Correspondence to: M. Chan

Email: mtvchan@cuhk.edu.hk

Summary

We conducted a crossover randomised study to evaluate the performance of a novel optical stylet, the InnoScope, for tracheal intubation in simulated normal and difficult airways. Twenty-five anaesthetists attempted tracheal intubation on a SimMan 3G simulator using the InnoScope first followed by the Macintosh laryngoscope or vice versa. Three airway scenarios were tested: (1) normal airway; (2) difficult airway with swollen pharynx; and (3) limited neck movement. In each scenario, the laryngeal view, duration of and success rate for tracheal intubation were recorded. Compared with the Macintosh laryngoscope, the use of InnoScope increased the percentage of glottic opening seen by 17% in normal airway, 23% in the difficult airway and 32% with limited neck movement, p < 0.01. Despite this better laryngeal view, successful tracheal intubation achieved with the InnoScope (88.0%) was lower than that for the Macintosh laryngoscope (98.7%), p = 0.008. Using the InnoScope, tracheal intubation during the first attempt was only successful in 48% of cases with difficult airway.

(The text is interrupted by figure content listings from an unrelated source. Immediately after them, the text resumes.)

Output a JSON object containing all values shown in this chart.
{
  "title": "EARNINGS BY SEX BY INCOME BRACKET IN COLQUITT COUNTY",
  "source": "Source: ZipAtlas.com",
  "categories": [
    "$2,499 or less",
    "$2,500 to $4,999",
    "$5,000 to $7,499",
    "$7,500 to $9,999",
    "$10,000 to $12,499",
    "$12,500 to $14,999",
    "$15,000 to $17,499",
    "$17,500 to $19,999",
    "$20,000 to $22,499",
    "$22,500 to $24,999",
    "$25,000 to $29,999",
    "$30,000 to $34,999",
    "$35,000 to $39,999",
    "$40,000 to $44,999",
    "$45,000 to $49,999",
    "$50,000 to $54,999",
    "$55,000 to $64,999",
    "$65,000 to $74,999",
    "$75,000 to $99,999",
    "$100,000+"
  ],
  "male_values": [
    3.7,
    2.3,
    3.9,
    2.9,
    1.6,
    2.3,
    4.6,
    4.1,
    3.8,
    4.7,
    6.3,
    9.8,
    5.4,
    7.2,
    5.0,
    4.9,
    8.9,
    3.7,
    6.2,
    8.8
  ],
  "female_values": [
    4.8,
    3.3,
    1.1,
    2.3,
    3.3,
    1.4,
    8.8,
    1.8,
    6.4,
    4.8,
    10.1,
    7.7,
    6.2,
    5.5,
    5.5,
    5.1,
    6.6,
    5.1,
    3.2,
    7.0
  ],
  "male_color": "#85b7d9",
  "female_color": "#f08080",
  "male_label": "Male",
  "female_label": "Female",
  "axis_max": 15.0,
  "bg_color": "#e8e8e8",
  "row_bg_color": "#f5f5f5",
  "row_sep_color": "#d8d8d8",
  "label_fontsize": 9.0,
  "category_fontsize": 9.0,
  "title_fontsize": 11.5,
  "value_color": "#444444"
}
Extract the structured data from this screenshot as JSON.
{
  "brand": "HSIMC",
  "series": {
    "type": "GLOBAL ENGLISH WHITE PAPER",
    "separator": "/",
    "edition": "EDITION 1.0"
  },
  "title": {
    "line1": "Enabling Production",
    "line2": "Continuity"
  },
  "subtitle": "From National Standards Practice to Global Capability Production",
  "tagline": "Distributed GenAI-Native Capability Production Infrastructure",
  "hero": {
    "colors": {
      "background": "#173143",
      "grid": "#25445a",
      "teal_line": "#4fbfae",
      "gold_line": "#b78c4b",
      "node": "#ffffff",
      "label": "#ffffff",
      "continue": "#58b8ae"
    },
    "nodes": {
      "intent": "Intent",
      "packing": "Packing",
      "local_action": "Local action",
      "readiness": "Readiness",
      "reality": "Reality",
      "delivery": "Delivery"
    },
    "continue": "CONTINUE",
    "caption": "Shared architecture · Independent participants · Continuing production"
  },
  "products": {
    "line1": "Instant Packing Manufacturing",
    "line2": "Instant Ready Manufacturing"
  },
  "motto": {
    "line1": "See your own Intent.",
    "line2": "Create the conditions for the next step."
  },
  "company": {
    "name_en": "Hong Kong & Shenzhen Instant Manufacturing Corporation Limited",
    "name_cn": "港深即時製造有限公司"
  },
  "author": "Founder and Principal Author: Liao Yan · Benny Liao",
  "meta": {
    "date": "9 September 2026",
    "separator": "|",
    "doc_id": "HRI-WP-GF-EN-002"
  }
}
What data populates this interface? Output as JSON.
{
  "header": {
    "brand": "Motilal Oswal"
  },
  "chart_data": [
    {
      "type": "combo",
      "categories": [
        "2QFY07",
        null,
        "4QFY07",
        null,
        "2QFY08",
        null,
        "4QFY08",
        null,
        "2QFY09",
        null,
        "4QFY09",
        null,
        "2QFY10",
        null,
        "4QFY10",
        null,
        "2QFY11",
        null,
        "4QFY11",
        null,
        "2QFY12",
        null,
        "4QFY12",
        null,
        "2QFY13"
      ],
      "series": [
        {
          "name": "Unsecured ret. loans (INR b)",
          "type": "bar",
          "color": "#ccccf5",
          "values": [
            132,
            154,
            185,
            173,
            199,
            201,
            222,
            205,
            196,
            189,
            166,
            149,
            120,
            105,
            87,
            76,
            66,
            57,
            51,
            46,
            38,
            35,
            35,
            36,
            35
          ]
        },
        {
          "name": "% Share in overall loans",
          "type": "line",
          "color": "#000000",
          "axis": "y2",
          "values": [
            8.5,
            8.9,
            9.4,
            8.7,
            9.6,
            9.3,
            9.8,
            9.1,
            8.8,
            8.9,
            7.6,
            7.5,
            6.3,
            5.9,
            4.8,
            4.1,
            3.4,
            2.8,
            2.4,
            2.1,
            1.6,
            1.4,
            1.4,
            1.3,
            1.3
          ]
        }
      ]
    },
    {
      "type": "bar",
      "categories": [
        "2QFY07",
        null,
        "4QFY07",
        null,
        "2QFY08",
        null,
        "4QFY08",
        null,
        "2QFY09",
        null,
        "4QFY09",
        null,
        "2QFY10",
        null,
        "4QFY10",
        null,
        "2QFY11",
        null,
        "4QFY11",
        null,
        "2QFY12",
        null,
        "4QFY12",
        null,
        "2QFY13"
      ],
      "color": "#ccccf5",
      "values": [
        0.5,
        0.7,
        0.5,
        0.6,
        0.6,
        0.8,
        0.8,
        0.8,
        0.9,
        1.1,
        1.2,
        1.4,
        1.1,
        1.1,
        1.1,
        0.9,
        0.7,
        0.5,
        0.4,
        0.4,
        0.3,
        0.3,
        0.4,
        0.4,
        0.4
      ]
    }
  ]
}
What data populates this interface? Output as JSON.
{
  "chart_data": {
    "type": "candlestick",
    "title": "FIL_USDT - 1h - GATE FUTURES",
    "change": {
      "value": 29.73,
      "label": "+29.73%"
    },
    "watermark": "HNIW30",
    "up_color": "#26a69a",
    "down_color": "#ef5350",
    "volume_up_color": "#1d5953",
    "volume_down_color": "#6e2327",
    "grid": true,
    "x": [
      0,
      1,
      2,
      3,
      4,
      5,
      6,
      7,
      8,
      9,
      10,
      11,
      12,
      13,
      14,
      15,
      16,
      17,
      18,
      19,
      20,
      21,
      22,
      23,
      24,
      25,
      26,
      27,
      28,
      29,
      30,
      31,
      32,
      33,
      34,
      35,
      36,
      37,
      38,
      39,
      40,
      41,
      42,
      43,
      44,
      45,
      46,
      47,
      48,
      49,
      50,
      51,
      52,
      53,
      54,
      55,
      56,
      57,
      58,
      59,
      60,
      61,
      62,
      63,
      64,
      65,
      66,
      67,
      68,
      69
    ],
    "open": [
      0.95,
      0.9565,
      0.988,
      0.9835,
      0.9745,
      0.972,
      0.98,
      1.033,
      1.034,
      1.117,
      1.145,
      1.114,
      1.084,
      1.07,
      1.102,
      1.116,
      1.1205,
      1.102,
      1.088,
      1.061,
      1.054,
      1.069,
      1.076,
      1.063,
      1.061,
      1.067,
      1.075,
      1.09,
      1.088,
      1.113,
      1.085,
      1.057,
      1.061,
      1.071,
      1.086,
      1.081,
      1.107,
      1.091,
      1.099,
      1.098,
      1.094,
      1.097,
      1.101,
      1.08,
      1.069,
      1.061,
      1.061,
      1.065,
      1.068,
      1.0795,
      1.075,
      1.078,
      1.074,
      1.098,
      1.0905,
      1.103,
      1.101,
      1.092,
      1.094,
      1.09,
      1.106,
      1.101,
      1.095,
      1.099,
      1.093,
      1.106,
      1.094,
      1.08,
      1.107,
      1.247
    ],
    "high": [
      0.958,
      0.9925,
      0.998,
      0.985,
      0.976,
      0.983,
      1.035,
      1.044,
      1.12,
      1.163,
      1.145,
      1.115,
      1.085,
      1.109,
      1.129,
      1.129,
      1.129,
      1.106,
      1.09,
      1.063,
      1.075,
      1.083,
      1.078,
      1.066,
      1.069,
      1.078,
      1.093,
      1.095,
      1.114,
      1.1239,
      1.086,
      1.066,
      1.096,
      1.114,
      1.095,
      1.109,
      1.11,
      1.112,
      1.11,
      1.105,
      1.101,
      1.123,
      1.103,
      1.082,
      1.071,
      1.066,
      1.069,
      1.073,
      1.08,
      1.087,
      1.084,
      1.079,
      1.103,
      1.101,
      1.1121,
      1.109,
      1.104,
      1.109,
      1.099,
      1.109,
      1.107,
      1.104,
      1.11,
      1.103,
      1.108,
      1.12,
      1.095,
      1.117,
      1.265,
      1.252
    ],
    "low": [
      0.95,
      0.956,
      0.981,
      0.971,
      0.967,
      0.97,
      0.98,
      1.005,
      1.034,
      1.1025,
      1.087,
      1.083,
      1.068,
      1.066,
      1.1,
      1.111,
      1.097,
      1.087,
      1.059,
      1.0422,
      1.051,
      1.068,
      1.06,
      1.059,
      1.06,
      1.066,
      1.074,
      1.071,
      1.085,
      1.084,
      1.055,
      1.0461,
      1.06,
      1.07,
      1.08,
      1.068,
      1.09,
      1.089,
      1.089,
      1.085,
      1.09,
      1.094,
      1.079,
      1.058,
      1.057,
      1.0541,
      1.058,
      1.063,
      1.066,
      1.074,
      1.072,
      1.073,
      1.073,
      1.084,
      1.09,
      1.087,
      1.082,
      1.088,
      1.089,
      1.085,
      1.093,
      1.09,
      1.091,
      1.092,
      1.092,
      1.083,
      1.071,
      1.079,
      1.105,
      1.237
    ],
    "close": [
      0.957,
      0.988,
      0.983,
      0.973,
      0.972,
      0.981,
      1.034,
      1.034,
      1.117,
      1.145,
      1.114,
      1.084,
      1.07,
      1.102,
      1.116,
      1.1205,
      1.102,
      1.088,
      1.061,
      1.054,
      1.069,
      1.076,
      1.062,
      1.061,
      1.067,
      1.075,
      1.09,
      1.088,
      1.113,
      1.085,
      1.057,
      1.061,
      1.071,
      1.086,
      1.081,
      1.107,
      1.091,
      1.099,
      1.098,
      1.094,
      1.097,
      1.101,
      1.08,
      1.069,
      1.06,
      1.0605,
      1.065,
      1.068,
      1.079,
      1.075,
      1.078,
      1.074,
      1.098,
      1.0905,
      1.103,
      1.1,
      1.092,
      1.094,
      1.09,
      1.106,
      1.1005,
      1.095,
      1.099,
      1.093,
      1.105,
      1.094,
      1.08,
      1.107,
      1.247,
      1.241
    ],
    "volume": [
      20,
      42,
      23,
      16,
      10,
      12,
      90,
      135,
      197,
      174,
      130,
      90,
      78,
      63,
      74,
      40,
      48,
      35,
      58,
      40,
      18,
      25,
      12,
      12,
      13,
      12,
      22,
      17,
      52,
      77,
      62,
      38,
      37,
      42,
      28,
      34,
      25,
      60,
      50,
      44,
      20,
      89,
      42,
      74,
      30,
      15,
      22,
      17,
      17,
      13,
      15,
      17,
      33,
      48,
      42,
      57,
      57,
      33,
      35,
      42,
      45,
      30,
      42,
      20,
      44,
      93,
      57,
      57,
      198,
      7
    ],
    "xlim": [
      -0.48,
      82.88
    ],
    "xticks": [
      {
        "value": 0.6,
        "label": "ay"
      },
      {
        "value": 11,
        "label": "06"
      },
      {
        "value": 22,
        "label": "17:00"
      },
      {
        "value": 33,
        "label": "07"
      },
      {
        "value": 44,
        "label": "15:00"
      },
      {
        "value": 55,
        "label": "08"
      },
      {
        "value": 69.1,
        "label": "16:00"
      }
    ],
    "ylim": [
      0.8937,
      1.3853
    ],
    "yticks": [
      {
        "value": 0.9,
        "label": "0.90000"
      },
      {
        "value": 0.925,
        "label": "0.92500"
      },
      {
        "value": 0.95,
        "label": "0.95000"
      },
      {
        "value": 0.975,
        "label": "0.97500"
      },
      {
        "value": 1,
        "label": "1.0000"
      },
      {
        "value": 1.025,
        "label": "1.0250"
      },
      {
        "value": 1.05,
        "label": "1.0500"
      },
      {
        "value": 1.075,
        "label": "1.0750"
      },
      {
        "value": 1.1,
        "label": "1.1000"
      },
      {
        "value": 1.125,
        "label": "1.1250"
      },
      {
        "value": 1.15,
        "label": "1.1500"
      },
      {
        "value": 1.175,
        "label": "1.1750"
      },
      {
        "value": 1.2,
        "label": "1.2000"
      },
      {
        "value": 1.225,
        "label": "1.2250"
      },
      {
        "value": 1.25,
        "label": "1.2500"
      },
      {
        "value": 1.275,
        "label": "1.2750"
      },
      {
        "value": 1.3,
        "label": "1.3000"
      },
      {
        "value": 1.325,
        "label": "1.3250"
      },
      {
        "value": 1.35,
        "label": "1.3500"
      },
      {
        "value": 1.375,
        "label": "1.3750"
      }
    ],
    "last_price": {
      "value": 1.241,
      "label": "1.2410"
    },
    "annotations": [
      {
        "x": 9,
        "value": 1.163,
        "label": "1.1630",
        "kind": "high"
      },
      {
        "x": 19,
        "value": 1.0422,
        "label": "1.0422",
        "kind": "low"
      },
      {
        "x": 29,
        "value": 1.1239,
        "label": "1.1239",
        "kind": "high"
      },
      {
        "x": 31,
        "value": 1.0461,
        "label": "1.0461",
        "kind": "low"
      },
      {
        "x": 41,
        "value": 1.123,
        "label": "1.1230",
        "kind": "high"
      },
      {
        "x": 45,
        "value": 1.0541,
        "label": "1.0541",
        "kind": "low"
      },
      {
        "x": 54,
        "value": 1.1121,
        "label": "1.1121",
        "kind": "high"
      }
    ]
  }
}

In this scenario, the median (interquartile range [range]) duration of tracheal intubation was significantly longer with the InnoScope (53 (20–100 [15–120]) s) compared with the Macintosh laryngoscope (27 (20–62 [15–120]) s), p = 0.01. We conclude that an improved laryngeal view with the use of the InnoScope did not translate into better conditions for tracheal intubation.